InsideNOVA, March 13, 2019
By Emily Sides
The number of candidates for the Prince William County area’s top prosecutor is growing ahead of a March 28 primary deadline.
Former Prince William County Supervisor Mike May and Manassas lawyer Tim Olmstead are running for the Republican nomination, and local lawyers Amy Ashworth and Tracey Lenox are running for the Democratic nomination.
Commonwealth’s Attorney Paul Ebert announced in February that he will not seek re-election. He was first elected in 1968.
Area Republicans will hold a canvass primary from 10 a.m. to 3 p.m. Saturday, May 4, with polling locations around the county and in Manassas and Manassas Park. Area Democrats will hold a primary June 11. Candidates running as independents have until June 11 to file for the General Election ballot in November.
The Commonwealth’s Attorney’s Office prosecutes criminal and traffic cases from Prince William County and Manassas, and all felonies committed in Manassas Park and the towns of Dumfries, Quantico, Occoquan and Haymarket. The position supervises more than 20 assistant commonwealth’s attorneys.
May is a private attorney who represented the Occoquan District on the county Board of Supervisors from 2007 until his bid for Ebert’s seat in 2015. The youngest person to serve on the county Board of Supervisors, May challenged Ebert in 2015 and lost by slightly more than 3 percentage points.
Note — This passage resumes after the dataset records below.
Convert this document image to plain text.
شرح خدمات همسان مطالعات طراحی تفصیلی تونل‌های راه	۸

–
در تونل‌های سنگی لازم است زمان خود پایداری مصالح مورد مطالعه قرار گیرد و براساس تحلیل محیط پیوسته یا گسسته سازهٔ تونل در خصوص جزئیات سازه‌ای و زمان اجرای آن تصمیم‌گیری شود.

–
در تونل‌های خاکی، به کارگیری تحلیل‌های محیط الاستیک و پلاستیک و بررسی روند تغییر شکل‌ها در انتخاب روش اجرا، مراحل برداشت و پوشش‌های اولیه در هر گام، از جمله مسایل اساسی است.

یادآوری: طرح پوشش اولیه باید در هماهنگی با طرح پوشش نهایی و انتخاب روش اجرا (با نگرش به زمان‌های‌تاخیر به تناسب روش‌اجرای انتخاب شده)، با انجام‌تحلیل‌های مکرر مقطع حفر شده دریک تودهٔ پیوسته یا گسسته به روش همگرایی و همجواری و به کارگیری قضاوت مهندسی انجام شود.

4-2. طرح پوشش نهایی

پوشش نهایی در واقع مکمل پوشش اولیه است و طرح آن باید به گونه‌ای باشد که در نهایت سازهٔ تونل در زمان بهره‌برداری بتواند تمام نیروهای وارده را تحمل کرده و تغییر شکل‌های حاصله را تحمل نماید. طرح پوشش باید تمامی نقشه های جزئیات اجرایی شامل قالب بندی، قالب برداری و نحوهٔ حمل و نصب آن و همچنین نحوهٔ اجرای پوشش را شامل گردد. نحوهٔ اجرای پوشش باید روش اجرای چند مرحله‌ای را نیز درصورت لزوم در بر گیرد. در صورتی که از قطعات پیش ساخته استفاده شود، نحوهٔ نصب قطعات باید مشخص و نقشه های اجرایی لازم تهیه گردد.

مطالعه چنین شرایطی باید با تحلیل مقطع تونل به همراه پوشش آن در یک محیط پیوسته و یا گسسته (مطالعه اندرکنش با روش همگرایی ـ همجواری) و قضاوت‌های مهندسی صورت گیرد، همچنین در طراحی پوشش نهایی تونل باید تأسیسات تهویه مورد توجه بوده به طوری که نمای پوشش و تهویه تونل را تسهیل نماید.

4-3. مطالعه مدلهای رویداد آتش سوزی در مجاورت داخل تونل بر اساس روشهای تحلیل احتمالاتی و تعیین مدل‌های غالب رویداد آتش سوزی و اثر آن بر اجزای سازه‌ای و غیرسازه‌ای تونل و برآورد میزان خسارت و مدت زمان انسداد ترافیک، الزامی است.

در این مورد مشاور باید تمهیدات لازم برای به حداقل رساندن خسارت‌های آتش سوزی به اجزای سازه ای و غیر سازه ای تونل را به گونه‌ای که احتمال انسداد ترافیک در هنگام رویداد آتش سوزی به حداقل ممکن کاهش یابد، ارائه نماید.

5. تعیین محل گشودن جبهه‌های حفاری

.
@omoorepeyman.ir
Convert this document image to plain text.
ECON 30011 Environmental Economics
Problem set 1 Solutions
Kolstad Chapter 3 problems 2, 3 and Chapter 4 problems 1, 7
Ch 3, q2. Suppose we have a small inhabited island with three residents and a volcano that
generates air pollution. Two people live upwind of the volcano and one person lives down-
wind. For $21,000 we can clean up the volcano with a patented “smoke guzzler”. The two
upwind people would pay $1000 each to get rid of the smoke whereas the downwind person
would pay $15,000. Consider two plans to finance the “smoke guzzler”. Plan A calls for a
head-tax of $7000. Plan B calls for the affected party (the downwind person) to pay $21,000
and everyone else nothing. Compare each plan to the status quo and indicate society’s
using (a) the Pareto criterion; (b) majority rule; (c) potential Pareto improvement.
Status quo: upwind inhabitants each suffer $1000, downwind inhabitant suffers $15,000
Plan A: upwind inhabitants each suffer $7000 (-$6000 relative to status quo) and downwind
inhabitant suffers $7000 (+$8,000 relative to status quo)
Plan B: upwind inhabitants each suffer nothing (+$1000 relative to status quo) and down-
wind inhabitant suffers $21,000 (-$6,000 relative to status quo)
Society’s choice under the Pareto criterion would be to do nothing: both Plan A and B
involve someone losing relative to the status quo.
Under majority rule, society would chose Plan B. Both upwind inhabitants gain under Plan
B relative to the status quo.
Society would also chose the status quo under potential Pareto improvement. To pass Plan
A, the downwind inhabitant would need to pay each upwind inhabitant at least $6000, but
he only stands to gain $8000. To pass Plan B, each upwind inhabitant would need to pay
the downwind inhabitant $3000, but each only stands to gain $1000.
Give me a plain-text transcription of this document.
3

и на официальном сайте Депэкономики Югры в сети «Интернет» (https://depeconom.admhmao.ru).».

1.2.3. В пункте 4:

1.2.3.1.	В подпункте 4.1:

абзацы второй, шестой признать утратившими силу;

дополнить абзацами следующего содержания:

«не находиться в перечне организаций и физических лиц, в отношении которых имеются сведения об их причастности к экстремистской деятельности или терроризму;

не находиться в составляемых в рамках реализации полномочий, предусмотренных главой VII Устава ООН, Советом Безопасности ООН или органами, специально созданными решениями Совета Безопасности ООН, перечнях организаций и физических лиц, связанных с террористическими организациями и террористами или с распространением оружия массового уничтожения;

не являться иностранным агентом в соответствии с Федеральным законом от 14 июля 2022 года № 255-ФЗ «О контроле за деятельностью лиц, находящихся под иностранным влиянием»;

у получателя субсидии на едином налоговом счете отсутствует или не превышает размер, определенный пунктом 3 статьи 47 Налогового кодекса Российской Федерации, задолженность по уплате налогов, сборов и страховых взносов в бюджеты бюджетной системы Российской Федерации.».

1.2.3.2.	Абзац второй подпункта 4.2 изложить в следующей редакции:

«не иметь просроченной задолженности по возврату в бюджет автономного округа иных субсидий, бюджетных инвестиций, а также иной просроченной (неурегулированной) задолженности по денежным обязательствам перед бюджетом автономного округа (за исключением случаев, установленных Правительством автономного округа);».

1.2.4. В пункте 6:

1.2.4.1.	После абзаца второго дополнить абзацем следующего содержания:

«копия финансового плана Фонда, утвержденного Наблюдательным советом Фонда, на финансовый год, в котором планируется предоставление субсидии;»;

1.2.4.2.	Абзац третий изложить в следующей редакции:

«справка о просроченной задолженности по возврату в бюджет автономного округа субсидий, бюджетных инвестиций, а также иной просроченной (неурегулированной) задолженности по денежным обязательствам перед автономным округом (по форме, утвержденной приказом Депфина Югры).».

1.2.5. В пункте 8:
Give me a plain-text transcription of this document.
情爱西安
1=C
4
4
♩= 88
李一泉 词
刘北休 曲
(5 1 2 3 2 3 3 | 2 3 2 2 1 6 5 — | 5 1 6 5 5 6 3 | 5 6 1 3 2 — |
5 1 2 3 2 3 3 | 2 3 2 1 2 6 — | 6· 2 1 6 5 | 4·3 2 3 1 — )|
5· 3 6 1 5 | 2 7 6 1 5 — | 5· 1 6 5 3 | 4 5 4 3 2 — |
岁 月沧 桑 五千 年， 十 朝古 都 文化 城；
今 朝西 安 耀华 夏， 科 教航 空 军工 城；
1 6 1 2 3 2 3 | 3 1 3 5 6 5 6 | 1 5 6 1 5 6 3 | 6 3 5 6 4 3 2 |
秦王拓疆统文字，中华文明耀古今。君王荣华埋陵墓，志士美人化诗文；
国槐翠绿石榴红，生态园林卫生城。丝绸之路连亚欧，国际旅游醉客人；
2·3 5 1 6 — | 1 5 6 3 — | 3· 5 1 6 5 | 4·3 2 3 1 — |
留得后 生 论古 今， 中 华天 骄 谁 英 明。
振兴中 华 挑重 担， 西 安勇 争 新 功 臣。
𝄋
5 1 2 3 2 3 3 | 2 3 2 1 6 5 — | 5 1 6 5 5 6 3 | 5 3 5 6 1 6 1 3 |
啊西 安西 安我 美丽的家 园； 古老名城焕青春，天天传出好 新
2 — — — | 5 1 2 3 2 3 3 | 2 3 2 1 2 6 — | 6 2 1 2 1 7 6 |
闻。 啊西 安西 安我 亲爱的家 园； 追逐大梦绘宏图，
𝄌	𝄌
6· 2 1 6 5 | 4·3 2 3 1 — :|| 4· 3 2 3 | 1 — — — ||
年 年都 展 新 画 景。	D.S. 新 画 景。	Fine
Olmstead previously worked as an assistant commonwealth’s attorney for Ebert and currently is a criminal law attorney at Olmstead & Olmstead in Manassas, where he works with his wife, Sevda Olmstead, who is also a lawyer.
While working as a law clerk for the county, Olmstead helped on the D.C. Sniper cases against John Allen Muhammad and Lee Boyd Malvo. After the convictions, Olmstead was hired as an assistant commonwealth’s attorney for the county, according to a news release.
“As your next commonwealth’s attorney, I will use my experience to be a tough prosecutor, ensure that justice is delivered fairly on behalf of victims and guarantee that the citizens of Prince William County have a qualified voice advocating on their behalf,” Olmstead said in a statement.
Ashworth worked as a prosecutor for the Commonwealth Attorney’s Office for 11 years, handling special victims’ unit cases involving child sexual and physical abuse, homicide, adult rape and sexual assault, according to a news release.
Now, Ashworth is a partner at the Farrell and Croft law firm that handles custody, divorce, family law and criminal defense cases in Manassas. She has been a lawyer in the county for 23 years. She was a prosecutor representing Manassas Park and the town of Haymarket, and worked as an assistant attorney for the county.
Lenox, a lawyer and Manassas resident, said she has 25 years of criminal trial experience. She said she would be committed to a more diverse staff at the Commonwealth’s Attorney’s Office and would create a fair system for all communities. Also, for more than a year Lenox has served on the board for the Evidence Based Decision Making Initiative, which aims to address overcrowding of the regional jail and increase public safety for Prince William County, Manassas and Manassas Park.
“I feel super strongly that there are things to be done, and I already have the background to do them,” Lenox said.